The wall between The Wall Street Journal’s news division and its editorial page makes for a lot of good reporting and a fair amount of cognitive dissonance as well. For example, the November 24 edition featured an article, tucked away on A14, about Israel’s response to the economic crisis. In it we learn that the Netanyahu government raised taxes, avoided traditional stimulus measures, and ruled out government bailouts for banks and bondholders. In short, the government rejected supply-side economics, Keynesian economics, and “too big to fail” economics—a trifecta of heresies against the competing orthodoxies that dominate the U.S. landscape. The result: a rebound that Barclays analysts call “the strongest recovery story” in Europe and the Middle East.
Undergirding this heterodox strategy is a principle that I’ll call “sound diet” economics—namely, eat your spinach before dessert. As Israeli finance minister Yuval Steinitz puts it, “We wanted to create expectations and send the message that although now it’s difficult, later it will be better. We expect to come out of the crisis with an advantage over the rest of the Western world.”
The Israeli government’s approach was hardly laissez-faire, however. Rather than consumer-oriented pump-priming, it poured funds into large, fast-track infrastructure projects and private sector R&D programs. The country will come out of the downturn with value added to both its public goods and its high-tech economy. No wonder Steinitz is so confident.
This mindset helps explain why the Journal (also on November 24) was able to run a review of Dan Senor and Saul Singer’s Start-Up Nation, a book-length paean to the Israeli economy. Israel, says the review, is the world’s “techno-nation,” with a share of GDP devoted to R&D 50 percent bigger than that of the U.S., and venture-capital investment per capita at 2.5 times our rate.

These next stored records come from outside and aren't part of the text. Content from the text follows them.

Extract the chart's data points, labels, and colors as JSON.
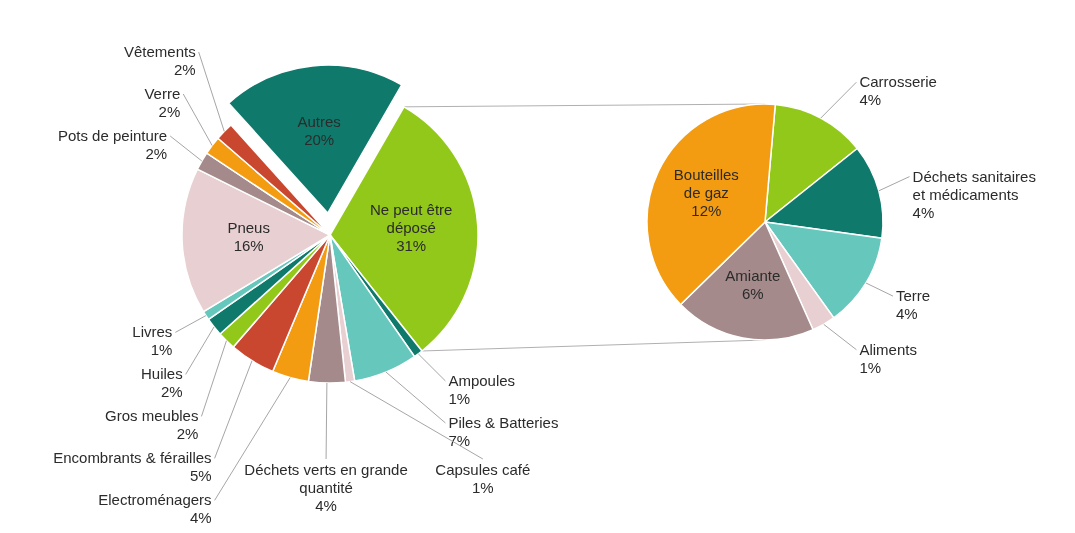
{
  "chart_data": [
    {
      "type": "pie",
      "categories": [
        "Ne peut être déposé",
        "Ampoules",
        "Piles & Batteries",
        "Capsules café",
        "Déchets verts en grande quantité",
        "Electroménagers",
        "Encombrants & férailles",
        "Gros meubles",
        "Huiles",
        "Livres",
        "Pneus",
        "Pots de peinture",
        "Verre",
        "Vêtements",
        "Autres"
      ],
      "values": [
        31,
        1,
        7,
        1,
        4,
        4,
        5,
        2,
        2,
        1,
        16,
        2,
        2,
        2,
        20
      ],
      "colors": [
        "#92c81a",
        "#0f7a6c",
        "#66c7bd",
        "#e8cfd2",
        "#a48a8a",
        "#f39c12",
        "#c9472f",
        "#92c81a",
        "#0f7a6c",
        "#66c7bd",
        "#e8cfd2",
        "#a48a8a",
        "#f39c12",
        "#c9472f",
        "#0f7a6c"
      ],
      "value_labels": [
        "31%",
        "1%",
        "7%",
        "1%",
        "4%",
        "4%",
        "5%",
        "2%",
        "2%",
        "1%",
        "16%",
        "2%",
        "2%",
        "2%",
        "20%"
      ]
    },
    {
      "type": "pie",
      "categories": [
        "Carrosserie",
        "Déchets sanitaires et médicaments",
        "Terre",
        "Aliments",
        "Amiante",
        "Bouteilles de gaz"
      ],
      "values": [
        4,
        4,
        4,
        1,
        6,
        12
      ],
      "colors": [
        "#92c81a",
        "#0f7a6c",
        "#66c7bd",
        "#e8cfd2",
        "#a48a8a",
        "#f39c12"
      ],
      "value_labels": [
        "4%",
        "4%",
        "4%",
        "1%",
        "6%",
        "12%"
      ]
    }
  ]
}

So while Israel, besieged throughout its existence, builds its future, the United States, with every advantage in the world, devours its seed-corn. What’s happening to us is not just a concatenation of policy problems; it’s a test of our moral fiber and our capacity to govern ourselves. Does our government have the guts to feed us some spinach before dessert? Will the administration endorse a bipartisan budget commission with real teeth, along the lines Senator Kent Conrad advocates? Will it invest political capital to move a National Infrastructure Bank through the Congress? While the signs so far are not encouraging, it’s not too late to change course. If we lose our future, we’ll have no one but ourselves to blame.